Evals, Observability, and Error Analysis: This could and will likely eventually be its own post

The Anti-Patterns: What Doesn’t Work

Let me save you some pain by sharing what consistently fails:

1. Trying to Replace Domain Expertise

LLMs are great at general knowledge but terrible at specialized domains without extensive context. If you need deep expertise, you still need experts.

2. Real-time, High-frequency Operations

Sub-100ms response times and high-frequency calls remain outside the practical envelope for LLM applications. The latency floor of current models, even with optimizations like speculative decoding, makes them unsuitable for hot-path operations.

3. Anything Requiring Perfect Accuracy

LLMs are probabilistic. If you need 100% accuracy (financial calculations, legal compliance, etc.), use traditional code.

A Practical Evaluation Framework

When someone comes to me with an AI feature idea, here’s my checklist:

Question	Good Sign	Red Flag
Does it fit one of the three categories?	Clear fit with examples	“It’s like ChatGPT but…”
What’s the failure mode?	Graceful degradation	Catastrophic failure
Can a human do it in <5 minutes?	Yes, but it’s tedious	No, requires deep expertise
Is accuracy critical?	Good enough is fine	Must be 100% correct
What’s the response time requirement?	Seconds are fine	Needs to be instant
Do we have the data?	Yes, and it’s accessible	“We’ll figure it out”

Implementation Strategy

For teams evaluating their first LLM feature, I recommend starting with categorization. The reasoning is purely pragmatic: it has the clearest evaluation metrics, the most forgiving failure modes, and provides immediate value. You can validate the approach with a small dataset and scale incrementally.

The implementation complexity is also minimal—you’re essentially building a discriminator rather than a generator, which sidesteps many of the challenges around hallucination, output formatting, and content safety. Most importantly, when classification confidence is low, you can gracefully fall back to human review without breaking the user experience.

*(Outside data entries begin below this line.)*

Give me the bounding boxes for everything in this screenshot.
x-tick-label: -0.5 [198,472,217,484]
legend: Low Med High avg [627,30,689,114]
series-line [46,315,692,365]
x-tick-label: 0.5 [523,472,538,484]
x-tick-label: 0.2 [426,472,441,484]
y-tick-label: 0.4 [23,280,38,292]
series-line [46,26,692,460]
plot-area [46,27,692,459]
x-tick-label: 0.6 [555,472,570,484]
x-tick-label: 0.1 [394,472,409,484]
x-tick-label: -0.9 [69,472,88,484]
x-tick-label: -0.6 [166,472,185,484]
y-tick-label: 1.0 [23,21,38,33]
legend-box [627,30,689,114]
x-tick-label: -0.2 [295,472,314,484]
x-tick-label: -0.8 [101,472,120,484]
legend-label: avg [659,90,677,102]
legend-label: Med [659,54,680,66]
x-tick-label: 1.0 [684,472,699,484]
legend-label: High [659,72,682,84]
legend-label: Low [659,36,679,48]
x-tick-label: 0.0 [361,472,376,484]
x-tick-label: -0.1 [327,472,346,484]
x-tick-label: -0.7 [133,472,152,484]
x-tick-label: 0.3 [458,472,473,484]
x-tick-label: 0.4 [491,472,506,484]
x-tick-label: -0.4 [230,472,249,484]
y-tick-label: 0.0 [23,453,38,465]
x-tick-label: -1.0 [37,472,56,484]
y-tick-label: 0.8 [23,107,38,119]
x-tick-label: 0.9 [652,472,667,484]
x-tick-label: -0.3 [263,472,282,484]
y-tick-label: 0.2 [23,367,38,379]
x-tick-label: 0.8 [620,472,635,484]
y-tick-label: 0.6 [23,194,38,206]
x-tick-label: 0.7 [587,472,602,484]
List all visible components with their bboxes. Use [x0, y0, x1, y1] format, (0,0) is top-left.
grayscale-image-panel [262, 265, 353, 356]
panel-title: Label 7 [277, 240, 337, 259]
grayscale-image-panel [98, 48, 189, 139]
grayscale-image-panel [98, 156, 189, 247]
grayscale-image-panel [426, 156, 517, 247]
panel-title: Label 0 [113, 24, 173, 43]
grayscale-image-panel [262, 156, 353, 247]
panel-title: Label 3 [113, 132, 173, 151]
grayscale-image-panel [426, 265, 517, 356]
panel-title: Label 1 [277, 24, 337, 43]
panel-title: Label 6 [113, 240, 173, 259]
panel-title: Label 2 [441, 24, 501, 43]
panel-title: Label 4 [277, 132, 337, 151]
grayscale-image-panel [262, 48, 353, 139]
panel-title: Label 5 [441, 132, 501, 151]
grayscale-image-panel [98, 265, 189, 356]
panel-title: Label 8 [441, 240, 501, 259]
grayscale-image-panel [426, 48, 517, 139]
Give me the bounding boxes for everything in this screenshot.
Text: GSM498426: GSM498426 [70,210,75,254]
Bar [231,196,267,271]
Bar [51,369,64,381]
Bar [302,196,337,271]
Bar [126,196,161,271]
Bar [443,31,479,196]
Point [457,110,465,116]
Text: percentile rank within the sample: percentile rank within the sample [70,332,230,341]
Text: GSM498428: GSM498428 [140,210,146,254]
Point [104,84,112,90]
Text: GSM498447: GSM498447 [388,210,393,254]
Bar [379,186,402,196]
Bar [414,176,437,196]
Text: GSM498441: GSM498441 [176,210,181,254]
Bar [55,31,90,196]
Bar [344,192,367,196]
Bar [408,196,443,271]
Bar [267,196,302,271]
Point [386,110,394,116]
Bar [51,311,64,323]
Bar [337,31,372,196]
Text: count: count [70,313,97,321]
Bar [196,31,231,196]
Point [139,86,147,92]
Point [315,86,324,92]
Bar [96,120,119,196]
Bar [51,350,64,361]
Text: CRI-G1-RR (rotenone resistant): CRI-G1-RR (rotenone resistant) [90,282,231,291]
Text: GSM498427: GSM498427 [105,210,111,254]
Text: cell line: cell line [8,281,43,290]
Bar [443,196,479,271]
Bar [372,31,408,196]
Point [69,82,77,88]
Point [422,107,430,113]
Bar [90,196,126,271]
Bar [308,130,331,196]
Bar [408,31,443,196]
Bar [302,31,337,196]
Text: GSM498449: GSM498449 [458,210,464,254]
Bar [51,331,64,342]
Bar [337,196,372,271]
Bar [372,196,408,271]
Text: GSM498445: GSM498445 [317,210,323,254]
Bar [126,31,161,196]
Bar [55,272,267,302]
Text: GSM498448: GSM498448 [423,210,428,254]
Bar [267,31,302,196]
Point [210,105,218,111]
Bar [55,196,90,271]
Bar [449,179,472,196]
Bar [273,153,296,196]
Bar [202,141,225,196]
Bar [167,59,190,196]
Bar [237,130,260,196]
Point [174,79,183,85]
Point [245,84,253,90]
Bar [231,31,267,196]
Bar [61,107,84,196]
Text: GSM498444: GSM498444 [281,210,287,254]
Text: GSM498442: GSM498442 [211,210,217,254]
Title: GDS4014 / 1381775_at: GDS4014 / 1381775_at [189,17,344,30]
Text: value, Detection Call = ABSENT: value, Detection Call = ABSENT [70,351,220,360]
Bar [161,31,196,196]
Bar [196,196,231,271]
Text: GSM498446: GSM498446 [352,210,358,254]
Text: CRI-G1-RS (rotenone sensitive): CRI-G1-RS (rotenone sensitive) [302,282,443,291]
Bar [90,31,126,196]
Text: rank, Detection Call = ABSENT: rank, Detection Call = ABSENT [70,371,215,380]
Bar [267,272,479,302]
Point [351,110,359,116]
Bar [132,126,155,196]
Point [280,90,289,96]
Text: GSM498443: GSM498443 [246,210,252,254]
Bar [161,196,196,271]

The Reality of Production AI

The gap between AI demos and production systems remains vast. The features that succeed in production share a common trait: they augment existing workflows rather than attempting to replace them entirely. They handle the tedious, error-prone tasks that humans perform inconsistently, freeing cognitive capacity for higher-value work.

This isn’t a limitation—it’s the current sweet spot for LLM applications. The technology excels at tasks that are simultaneously too complex for traditional automation but too mundane to justify human attention. Understanding this paradox is key to building AI features that actually ship.